The quest for neutrinos (subatomic particles) raised more questions about physics than it answered last week, but local physicists say the latest finding will not interfere with groundbreaking research at Daya Bay, north of Hong Kong.
Last week scientists at Cern (European Organisation for Nuclear Research) said they had found neutrinos moving faster than light - which is impossible according to Einstein's theory of relativity.
The claim must be taken with a pinch of salt, said Dr Chu Ming-chung of Chinese University's physics department. It would take a lot of time to confirm Cern's anomaly and whether or not it was proven correct, the Daya Bay Reactor Neutrino Experiment would not be affected.
The Daya Bay project is a Sino-US collaboration aimed at helping scientists study the basic properties of neutrinos and the great mystery of why matter predominates over antimatter in the universe. Chu, a key investigator in the experiment, said: 'It will take much more scrutiny into the systematic uncertainties of the [Cern] experiment. So I would say let's be careful and wait for more people to do more studies before believing in the faster-than-light result.
'If it's confirmed, it would indeed be very surprising. It would rank as the most important discovery of recent years.'
Even if it proves to be true, it will not affect the neutrino experiment at Daya Bay - at least not the scientists' original goal of measuring a property of neutrinos called theta-one-three. That measurement would only count the number of neutrinos, regardless of their speed, Chu said.
If neutrinos can travel faster than the speed of light, then basic laws of physics might have to be rewritten, he said. If particles can travel faster than light, the theory of special relativity suggests travelling backwards through time would be possible. But how anyone could actually do that is beyond the reach of any technology or material available today.
Physicists have suggested a hypothetical subatomic particle, the tachyon, that can travel faster than light and move backwards in time. But they think that tachyons, if they exist, cannot interact with normal matter.
Chu said: 'I myself have always thought that neutrinos will teach us a lot about physics.
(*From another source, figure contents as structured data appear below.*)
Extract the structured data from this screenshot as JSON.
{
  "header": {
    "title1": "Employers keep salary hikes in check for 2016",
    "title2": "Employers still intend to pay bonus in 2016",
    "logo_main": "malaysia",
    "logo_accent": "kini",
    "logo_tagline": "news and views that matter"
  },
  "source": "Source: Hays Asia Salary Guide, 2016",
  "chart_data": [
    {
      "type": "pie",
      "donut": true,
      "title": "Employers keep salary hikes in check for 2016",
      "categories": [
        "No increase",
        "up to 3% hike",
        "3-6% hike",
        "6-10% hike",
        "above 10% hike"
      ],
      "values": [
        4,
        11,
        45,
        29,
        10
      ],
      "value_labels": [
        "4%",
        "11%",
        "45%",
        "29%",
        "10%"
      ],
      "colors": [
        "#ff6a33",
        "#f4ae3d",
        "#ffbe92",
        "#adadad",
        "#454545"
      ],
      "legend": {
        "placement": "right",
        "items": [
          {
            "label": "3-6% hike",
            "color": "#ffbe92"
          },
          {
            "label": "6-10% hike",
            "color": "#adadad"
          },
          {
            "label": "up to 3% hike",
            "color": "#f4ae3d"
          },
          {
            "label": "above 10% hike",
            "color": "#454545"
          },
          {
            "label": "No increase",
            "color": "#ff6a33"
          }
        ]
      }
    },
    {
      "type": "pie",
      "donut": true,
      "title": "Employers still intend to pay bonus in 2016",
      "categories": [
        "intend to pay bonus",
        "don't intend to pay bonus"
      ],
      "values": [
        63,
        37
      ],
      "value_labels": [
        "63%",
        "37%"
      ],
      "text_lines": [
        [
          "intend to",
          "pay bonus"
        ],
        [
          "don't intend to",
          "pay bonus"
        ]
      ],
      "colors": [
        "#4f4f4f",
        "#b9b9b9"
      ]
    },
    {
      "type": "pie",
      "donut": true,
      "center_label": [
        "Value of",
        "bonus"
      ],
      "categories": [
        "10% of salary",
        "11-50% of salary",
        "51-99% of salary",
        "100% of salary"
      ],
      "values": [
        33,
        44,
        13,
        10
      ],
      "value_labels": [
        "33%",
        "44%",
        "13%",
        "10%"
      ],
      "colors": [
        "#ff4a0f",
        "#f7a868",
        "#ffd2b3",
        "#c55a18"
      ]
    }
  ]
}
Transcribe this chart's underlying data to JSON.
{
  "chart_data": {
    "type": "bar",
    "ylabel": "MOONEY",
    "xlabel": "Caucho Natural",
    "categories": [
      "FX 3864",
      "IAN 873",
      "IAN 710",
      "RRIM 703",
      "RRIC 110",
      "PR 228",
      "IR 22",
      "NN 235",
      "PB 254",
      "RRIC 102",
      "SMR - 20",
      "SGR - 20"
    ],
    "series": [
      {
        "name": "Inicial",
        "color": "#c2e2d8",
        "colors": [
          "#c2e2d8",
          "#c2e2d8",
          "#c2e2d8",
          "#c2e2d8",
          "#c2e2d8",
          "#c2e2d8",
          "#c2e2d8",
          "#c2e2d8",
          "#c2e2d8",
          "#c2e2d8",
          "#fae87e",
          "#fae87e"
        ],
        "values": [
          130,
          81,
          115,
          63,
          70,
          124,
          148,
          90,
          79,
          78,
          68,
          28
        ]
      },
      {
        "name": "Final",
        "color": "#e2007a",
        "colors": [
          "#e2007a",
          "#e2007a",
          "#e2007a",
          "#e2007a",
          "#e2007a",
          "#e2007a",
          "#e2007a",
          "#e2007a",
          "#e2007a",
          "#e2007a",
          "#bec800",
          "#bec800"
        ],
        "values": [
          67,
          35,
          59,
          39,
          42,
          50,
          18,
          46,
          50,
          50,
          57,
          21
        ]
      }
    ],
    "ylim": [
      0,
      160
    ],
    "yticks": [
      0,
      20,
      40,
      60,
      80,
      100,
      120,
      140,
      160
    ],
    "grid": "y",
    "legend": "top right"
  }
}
Neutrinos have always been strange within the standard model of particle physics, and understanding them is one of the most important tasks we face today.'
'Most people know that the equation E=mc2 - which was published 106 years ago as of last Tuesday - tells us that mass and energy can be converted to each other. But the equation also tells us that, as a particle speeds up [gaining in energy], its mass increases and becomes more difficult to accelerate. Einstein's theory then tells us that it takes an infinite amount of energy to accelerate a particle to the speed of light. So it is impossible in practice to get a particle that initially has less speed than light to get up to that speed. However, it does not say anything about whether particles can exist that have always had a speed faster than that of light.'
That is why Cern's claim last week is theoretically possible, he said.
Professor John Leung, of The University of Hong Kong's physics department, said: '[The Cern result] is extremely surprising news to me ... if the result were ultimately confirmed, certainly it would be one of the most important discoveries of the century. Scientists would be forced to return to their blackboards, and time travel would no longer be a fiction.'
Professor Jason Pun Chun-shing, of the same department, said the world of physics was facing a 'no-loss' situation. 'If the results are proven to be correct, then it would indeed be one of the most remarkable discoveries in science. But if not, we are still going to learn so much more about this field of science because of all the theoretical and experimental effects inspired by this result.'
Breaking the speed limit
The Opera (Oscillation Project with Emulsion-tRacking Apparatus) experiment recorded the time it took subatomic particles called neutrinos to travel 730km through the earth.
Global positioning system synchronises clocks at two locations
Neutrinos are generated at Cern's Super Proton Synchrotron accelerator
Neutrinos travel through detector at Cern that records exact time they leave using GPS system
Neutrinos are transformed during their journey from muon neutrinos to tau neutrinos in a process called oscillation
Neutrinos arrive at Gran Sasso after 2.4 milliseconds - they hit photographic film and lead sheets on arrival
The target at Gran Sasso
The neutrinos' target is 150,000 bricks made of photographic film and lead.
Speed of light
299,792,458 metres per second
Speed of neutrinos
299,798,454 metres per second (60 billionths of a second quicker)